EMPTY CHAIRS AT EMPTY TABLES

He offered her an orgy in a many mirrored room
He promised her protection for the issue of her womb
She moved her body hard against a sharpened metal spoon
She stopped the bloody rituals of passage to the moon

--"Death of a Ladies' Man," Leonard Cohen

Thirteen

"Thirteen. Anyone know what thirteen means?" Draco asked. "The number thirteen? Come on, not one of you is Muggle born?" Timidly, a boy in the back raised a hand. "Yes," Draco said, glancing discreetly at the seating roster on the desk. "St. John Carmichael?"

And he stuttered, in addition to his unfortunate name. "B-b-bad luck?"

"Excellent!" Draco did his best to keep his impatience in check. He must have been successful; the boy gave him an enormous smile, revealing a mouth full of silver braces and red and gold rubber bands. It baffled him that Dumbledore made speeches about cruelty and unity and did not condemn this one's parents. Surely they must have known what they were doing to their son?

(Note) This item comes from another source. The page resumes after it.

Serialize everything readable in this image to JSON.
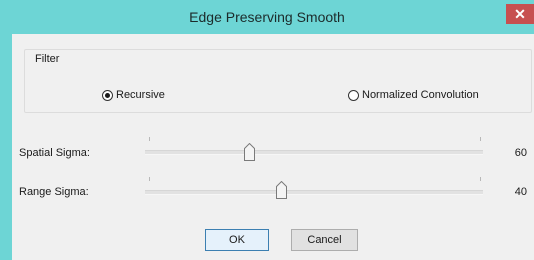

He wrote the number on the blackboard, checking it against his notes to be sure he'd not drawn it backward. "Thirteen. It means bad luck in a number of cultures; it can also mean new beginnings, and not only bad ones. Thirteen is a gateway. Anyone know any other numbers with magical or mystical significance? Some of you must have at least glanced at a book once or twice?"

Another hand, and a tentative voice calling out. "Seven?"

"Seven it is! Seven stands for perfection. This is Biblical as well, for those of you familiar with the Christian faith. Any others?"

"Six hundred and sixty six!" Not even a hand this time, but that was okay this first class.

"Right. But arithmancy deals only with numbers from one to ninety nine, so make that sixty-six. What does it symbolize?"

Several hands this time--that was an easy one. He picked a student at random. "Yes, you in the middle?"

"Voldemort!" Draco's generation had said He-Must-Not-Be-Named; his father might have answered Grindelwald. Or not, given Lucius' propensities. Lucius would have been more likely to give Dumbledore's name. These students were respectful of the old man, but they did not revere him the way Draco's classmates had--the way Potter and company had.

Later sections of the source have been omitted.